I think this may be the solution. Docker does not support setting ownership on a volume mount and it seems to be a common issue with Postgres containers.

Other solutions included Dockerfile modifications, but since we do not have access to modify it, this method uses a single command container to set permissions on the volume.

pirog commented 4 years ago

@mikemilano as an easy way to fix this you may be able to set the LANDO_RESET_DIR envvars on the postgres service to the volume mounted data dir.

This tells lando to set ownership of LANDO_RESET_DIR to LANDO_WEBROOT_USER https://github.com/lando/lando/blob/master/plugins/lando-core/scripts/user-perms.sh#L104

If that doesnt work, we may want to consider adding a special script to postgres that does the things we need eg permissions setting before the primary process is started up. Lando will run any scripts it finds in /scripts before it hands off to the docker CMD. So it would only be a matter of volume mounting that script into /scripts/postgres-perms. https://github.com/lando/lando/blob/master/plugins/lando-core/scripts/lando-entrypoint.sh#L54

mikemilano commented 4 years ago

@pirog thanks, I tried both methods and the env var one seems to achieve the result we need. I'm not sure the script in the 2nd method was executing because the /mnt/data directory remained owned by root.

The env var method set /mnt/data to be owned by postgres:dialout, which is what we need.

The postgres service however is still failing. I'm still chasing it down but if that rings any bells let me know.

db_1     | lando 13:25:34.74 INFO  ==> Lando handing off to: exec init
db_1     | runsv idmapd: fatal: unable to lock supervise/lock: temporary failure
db_1     | runsv postgresql: fatal: unable to lock supervise/lock: temporary failure
pirog commented 4 years ago

Nice!

I've seen other services report those temporary failures from time to time but IIRC the service still booted correctly so its possible the problem lies elsewhere.

I've found lando ssh -s service -u root and then running /etc/platform/start to be useful for troubleshooting why things dont start.

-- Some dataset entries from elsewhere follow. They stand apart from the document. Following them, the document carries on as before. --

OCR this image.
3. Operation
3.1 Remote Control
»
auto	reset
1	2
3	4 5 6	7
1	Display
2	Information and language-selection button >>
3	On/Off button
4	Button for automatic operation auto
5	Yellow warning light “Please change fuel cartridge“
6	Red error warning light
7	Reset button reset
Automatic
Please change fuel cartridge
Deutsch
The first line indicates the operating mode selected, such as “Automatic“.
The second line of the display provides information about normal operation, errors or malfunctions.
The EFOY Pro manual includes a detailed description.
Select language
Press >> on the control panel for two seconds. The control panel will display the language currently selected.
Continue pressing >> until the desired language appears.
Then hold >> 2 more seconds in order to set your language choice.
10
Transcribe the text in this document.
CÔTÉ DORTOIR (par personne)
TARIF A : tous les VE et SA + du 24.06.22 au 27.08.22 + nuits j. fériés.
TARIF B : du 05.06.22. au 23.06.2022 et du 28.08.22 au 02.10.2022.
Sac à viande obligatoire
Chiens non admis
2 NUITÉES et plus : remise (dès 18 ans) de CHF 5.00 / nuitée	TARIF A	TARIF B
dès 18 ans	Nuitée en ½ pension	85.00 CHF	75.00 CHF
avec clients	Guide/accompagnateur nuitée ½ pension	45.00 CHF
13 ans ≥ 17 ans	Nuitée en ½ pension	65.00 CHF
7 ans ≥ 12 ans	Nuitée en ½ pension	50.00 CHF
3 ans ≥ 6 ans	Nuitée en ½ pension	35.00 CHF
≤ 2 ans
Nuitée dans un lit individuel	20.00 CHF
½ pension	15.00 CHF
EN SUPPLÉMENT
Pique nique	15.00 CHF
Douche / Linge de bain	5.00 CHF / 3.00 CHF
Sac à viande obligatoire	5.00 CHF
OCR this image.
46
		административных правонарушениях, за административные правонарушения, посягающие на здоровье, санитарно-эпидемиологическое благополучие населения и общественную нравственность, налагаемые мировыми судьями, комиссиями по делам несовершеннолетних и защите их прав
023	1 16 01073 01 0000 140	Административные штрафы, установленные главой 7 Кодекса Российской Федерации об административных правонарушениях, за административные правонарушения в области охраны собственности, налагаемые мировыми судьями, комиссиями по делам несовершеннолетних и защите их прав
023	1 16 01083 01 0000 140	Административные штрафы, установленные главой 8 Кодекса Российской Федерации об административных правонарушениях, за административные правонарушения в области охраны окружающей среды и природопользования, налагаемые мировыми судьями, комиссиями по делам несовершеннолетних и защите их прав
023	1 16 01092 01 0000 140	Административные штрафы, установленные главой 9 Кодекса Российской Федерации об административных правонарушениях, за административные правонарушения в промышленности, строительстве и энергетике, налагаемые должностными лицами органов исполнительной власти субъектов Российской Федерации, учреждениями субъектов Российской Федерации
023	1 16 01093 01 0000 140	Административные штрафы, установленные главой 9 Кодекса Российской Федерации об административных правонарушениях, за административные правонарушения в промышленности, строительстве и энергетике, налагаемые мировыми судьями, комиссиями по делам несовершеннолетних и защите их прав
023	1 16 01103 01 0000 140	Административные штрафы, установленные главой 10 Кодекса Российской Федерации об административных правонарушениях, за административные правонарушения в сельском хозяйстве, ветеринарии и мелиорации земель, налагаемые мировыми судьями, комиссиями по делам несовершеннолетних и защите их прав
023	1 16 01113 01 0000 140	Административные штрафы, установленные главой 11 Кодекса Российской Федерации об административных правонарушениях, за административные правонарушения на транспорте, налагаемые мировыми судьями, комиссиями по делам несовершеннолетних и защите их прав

mikemilano commented 4 years ago

Should that be able to run in an already setup container? It doesn't like the mount directory being there.

v# /etc/platform/start 
2020-06-03 14:15:15,981 platformsh.agent DEBUG Running: /etc/platform/start
2020-06-03 14:15:16,492 platformsh.agent ERROR Error in service config.py:
Traceback (most recent call last):
  File "/usr/lib/python2.7/dist-packages/platformsh/agent/__init__.py", line 28, in log_and_load
    yield load()
  File "/etc/platform/start", line 6, in <module>
    service.start()
  File "/etc/platform/config.py", line 324, in start
    version_string, pgdata_path
  File "/etc/platform/config.py", line 291, in maybe_initdb
    self.initdb(pg.cmd("initdb"), pgdata_path)
  File "/etc/platform/config.py", line 126, in initdb
    os.mkdir(pgdata_path)
OSError: [Errno 17] File exists: '/mnt/data'
Traceback (most recent call last):
  File "/etc/platform/start", line 6, in <module>
    service.start()
  File "/etc/platform/config.py", line 324, in start
    version_string, pgdata_path
  File "/etc/platform/config.py", line 291, in maybe_initdb
    self.initdb(pg.cmd("initdb"), pgdata_path)
  File "/etc/platform/config.py", line 126, in initdb
    os.mkdir(pgdata_path)
OSError: [Errno 17] File exists: '/mnt/data'
pirog commented 4 years ago

@mikemilano good question and good point.

Given that postgresql seems to start when we DONT volume mount /mnt/data but fails to start when we do it does seem like /mnt/data has something to do with our problem.

However, its definitely possible that the error from manually invoking /etc/platform/start after the service starts shows up for the reasons you say and would show up regardless of whether we mounted /mnt/data or not.

I've got a fresh install and can try to see what happens when you run that command when you DONT mount /mnt/data. Stand by

pirog commented 4 years ago

Ok so this is what /etc/platform/start reports if you run it after the container starts and if you DONT mount /mnt/data

/etc/platform/start
2020-06-03 15:13:03,509 platformsh.agent DEBUG Running: /etc/platform/start
2020-06-03 15:13:04,066 platformsh.agent.service DEBUG Waiting for services to come online...
2020-06-03 15:13:04,069 platformsh.agent.service DEBUG All services are online.
2020-06-03 15:13:04,069 platformsh.agent.service INFO Initializing service...
2020-06-03 15:13:04,070 platformsh.agent.service INFO Initializing database privileges
2020-06-03 15:13:04,083 platformsh.agent.service INFO Initialization complete
2020-06-03 15:13:04,084 platformsh.agent.service INFO Bootstrap complete.
2020-06-03 15:13:04,085 gevent_jsonrpc DEBUG <RpcConnection(140715504640144)>: --> {"params": {}, "jsonrpc": "2.0", "method": "notify", "id": 1}...
2020-06-03 15:13:04,086 gevent_jsonrpc DEBUG <RpcConnection(140715504640144)>: <-- {"jsonrpc": "2.0", "result": true, "id": 1}...
2020-06-03 15:13:04,086 platformsh.agent DEBUG Finished: /etc/platform/start
mikemilano commented 4 years ago

@pirog I retrieved the platform.sh python scripts and noticed they were conducting renames on /mnt/data. This was a problem since that is the root of the volume mount.

Since there are no other mounts in this container, it was safe to set the mount target of the volume to /mnt.

With that, the Drupal install worked and persisted through a lando rebuild.

PR lando/lando#2330

pirog commented 4 years ago

Ahh very nice. Good thinking.

Do you think we should be mounting /mnt instead of /mnt/data for the other services we want to persist eg mysql or should /mnt just be an exception for postgres?

mikemilano commented 4 years ago

@pirog I had the same concern but the rename logic only appears to be executed for postgres. I think it's safe to keep this as the exception, but if we did want to make this change to other services, we'd have to make sure there's only 1 mount attached to that path. Perhaps you know that already.

pirog commented 4 years ago

@mikemilano makes sense. exception it is.